A 13ª Vara do Trabalho da Zona Leste de São Paulo reconheceu a prática de racismo recreativo e religioso contra uma vendedora angolana e condenou a empresa a pagar indenização de R$ 50 mil por danos morais. A decisão, assinada pela juíza Aline Soares Arcanjo, também converteu o pedido de demissão da trabalhadora em rescisão indireta, diante da gravidade das condutas discriminatórias praticadas no ambiente de trabalho.
Segundo os autos, as agressões verbais ocorreram de forma reiterada, tanto presencialmente quanto por chamadas via Skype. Testemunha ouvida em audiência relatou que dois superiores hierárquicos dirigiam à autora expressões como “sovaquenta”, insinuando mau cheiro, e a chamavam de “Juma” — referência depreciativa associada à falta de higiene e civilidade. Além disso, um supervisor afirmou que a religião da vendedora a tornava moralmente inferior, por praticar rituais com sacrifício de animais.
A empresa alegou em contestação que o uso do apelido “Juma” teria ocorrido em conversa privada e sem intenção ofensiva, chegando a caracterizá-lo como elogioso. No entanto, a magistrada refutou essa argumentação e reconheceu que as práticas configuraram racismo recreativo.

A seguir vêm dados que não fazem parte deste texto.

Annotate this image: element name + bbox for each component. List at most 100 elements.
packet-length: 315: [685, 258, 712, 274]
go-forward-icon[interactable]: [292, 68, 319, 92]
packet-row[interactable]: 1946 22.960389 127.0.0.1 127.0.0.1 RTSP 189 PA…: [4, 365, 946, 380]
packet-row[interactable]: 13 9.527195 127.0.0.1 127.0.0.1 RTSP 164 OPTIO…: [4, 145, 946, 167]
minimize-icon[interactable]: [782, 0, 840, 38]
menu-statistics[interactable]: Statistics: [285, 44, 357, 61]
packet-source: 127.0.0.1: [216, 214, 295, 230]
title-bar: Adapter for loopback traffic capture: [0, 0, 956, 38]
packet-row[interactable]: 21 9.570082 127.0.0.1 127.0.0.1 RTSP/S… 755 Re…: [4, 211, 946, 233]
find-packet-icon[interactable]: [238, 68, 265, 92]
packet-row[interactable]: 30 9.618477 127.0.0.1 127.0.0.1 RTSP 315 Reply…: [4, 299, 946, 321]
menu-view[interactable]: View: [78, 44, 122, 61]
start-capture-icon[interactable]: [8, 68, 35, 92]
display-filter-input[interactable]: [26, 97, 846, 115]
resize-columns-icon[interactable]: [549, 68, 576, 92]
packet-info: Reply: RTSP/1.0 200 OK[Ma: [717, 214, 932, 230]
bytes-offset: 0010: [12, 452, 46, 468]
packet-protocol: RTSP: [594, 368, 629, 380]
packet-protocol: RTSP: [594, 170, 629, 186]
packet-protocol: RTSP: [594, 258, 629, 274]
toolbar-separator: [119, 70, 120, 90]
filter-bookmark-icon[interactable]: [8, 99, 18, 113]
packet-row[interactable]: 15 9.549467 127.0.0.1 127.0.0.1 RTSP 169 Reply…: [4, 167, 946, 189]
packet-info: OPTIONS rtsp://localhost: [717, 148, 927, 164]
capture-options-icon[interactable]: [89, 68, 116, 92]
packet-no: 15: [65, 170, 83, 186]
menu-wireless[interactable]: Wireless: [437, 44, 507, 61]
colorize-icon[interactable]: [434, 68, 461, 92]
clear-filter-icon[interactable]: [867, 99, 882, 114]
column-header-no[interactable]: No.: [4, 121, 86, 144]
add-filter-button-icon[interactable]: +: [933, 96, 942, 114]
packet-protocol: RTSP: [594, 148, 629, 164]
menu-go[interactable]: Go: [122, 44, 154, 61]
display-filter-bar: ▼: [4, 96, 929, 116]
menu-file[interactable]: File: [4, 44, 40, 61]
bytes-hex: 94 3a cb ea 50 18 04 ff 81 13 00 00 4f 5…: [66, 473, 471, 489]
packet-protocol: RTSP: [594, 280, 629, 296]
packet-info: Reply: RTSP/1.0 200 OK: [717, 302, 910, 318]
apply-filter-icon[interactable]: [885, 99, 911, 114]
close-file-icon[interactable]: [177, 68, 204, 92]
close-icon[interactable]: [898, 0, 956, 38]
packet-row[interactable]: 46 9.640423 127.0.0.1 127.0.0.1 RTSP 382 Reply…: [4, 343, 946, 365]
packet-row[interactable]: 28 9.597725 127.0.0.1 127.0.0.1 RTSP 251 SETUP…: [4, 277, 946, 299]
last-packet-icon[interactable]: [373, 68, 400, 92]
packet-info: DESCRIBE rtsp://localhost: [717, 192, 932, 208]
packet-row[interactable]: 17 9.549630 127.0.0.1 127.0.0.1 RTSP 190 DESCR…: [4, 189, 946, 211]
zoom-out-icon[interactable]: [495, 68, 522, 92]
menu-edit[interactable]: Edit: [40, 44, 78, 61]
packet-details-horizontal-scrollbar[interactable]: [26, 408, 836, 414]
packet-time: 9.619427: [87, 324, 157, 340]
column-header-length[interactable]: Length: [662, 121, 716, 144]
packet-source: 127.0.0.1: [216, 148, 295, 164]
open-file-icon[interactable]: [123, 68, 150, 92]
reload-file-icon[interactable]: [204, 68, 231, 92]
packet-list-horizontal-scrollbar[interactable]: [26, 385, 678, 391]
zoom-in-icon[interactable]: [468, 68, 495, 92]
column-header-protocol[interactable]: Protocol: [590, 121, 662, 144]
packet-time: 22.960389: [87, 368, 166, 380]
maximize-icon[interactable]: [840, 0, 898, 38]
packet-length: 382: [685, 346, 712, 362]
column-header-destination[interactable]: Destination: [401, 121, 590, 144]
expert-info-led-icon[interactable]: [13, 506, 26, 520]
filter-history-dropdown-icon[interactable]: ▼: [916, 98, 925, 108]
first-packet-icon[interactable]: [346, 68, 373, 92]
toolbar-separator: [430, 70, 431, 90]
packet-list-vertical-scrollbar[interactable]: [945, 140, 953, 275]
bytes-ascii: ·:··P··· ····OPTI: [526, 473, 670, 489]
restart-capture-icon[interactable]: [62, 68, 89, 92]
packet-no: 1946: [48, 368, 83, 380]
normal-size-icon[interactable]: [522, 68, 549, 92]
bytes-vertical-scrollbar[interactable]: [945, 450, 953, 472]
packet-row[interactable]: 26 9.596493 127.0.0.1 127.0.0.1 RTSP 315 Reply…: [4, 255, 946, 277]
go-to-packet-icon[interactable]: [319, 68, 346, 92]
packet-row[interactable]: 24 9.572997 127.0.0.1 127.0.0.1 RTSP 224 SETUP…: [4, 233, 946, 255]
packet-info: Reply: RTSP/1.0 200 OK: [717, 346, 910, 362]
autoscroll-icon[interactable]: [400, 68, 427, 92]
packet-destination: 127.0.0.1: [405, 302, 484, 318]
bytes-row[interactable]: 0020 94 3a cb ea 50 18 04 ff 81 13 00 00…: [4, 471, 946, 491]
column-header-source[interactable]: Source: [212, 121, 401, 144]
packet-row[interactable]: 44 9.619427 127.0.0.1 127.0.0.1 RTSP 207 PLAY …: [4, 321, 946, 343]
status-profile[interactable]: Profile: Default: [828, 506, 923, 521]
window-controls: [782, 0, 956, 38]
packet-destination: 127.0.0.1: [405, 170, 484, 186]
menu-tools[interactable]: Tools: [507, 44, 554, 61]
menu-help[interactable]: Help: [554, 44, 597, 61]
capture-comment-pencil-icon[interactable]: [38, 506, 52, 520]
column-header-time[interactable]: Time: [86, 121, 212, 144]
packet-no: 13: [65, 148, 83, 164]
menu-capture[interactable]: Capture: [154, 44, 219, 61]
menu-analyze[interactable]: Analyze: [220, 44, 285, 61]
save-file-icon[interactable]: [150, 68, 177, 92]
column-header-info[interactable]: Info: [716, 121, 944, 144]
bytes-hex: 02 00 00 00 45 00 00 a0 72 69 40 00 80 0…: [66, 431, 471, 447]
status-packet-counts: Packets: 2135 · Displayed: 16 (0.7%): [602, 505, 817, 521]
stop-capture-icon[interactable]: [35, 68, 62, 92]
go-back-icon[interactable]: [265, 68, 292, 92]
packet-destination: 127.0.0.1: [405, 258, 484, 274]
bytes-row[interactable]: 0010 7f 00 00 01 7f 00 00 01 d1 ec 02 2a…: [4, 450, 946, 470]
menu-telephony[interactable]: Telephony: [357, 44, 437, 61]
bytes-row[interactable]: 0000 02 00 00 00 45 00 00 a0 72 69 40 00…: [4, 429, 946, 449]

Na sentença, a juíza invocou a Resolução 598/2024 do Conselho Nacional de Justiça, que institui o Protocolo para Julgamento com Perspectiva Racial, destacando a necessidade de atenção a microagressões raciais. Segundo o protocolo, essas manifestações, ainda que travestidas de brincadeiras, possuem forte impacto psicológico e social, especialmente em ambientes laborais.
Também foi considerada a prática de racismo religioso, com base no Protocolo para Atuação e Julgamento com Perspectiva Antidiscriminatória, Interseccional e Inclusiva, elaborado pelo TST e CSJT. De acordo com esse documento, o racismo religioso envolve práticas de ódio e discriminação contra religiões de matriz africana ou indígena, seus fiéis, rituais e símbolos.
A juíza apontou ainda que houve “nítida sobreposição de múltiplos fatores de discriminação”, como raça, gênero e religião, e destacou a omissão da empresa diante das condutas relatadas. “A falta de resposta patronal apenas reforça a discriminação múltipla, estrutural e institucionalizada a que era submetida a reclamante”, afirmou.
Ficou registrado nos autos que a autora não pediu demissão por ter encontrado oportunidade melhor, mas porque a situação na empresa se tornara insustentável. Segundo seu depoimento, ela aceitou novo emprego com salário inferior e comissões reduzidas para preservar sua saúde mental. “Sai da empresa ganhando R$ 1 mil a menos apenas para poder ter paz de espírito”, afirmou.
Diante da gravidade dos fatos, a magistrada determinou a expedição de ofícios ao Ministério Público do Trabalho, ao Ministério Público Federal e ao Ministério Público Estadual para as providências que entenderem cabíveis.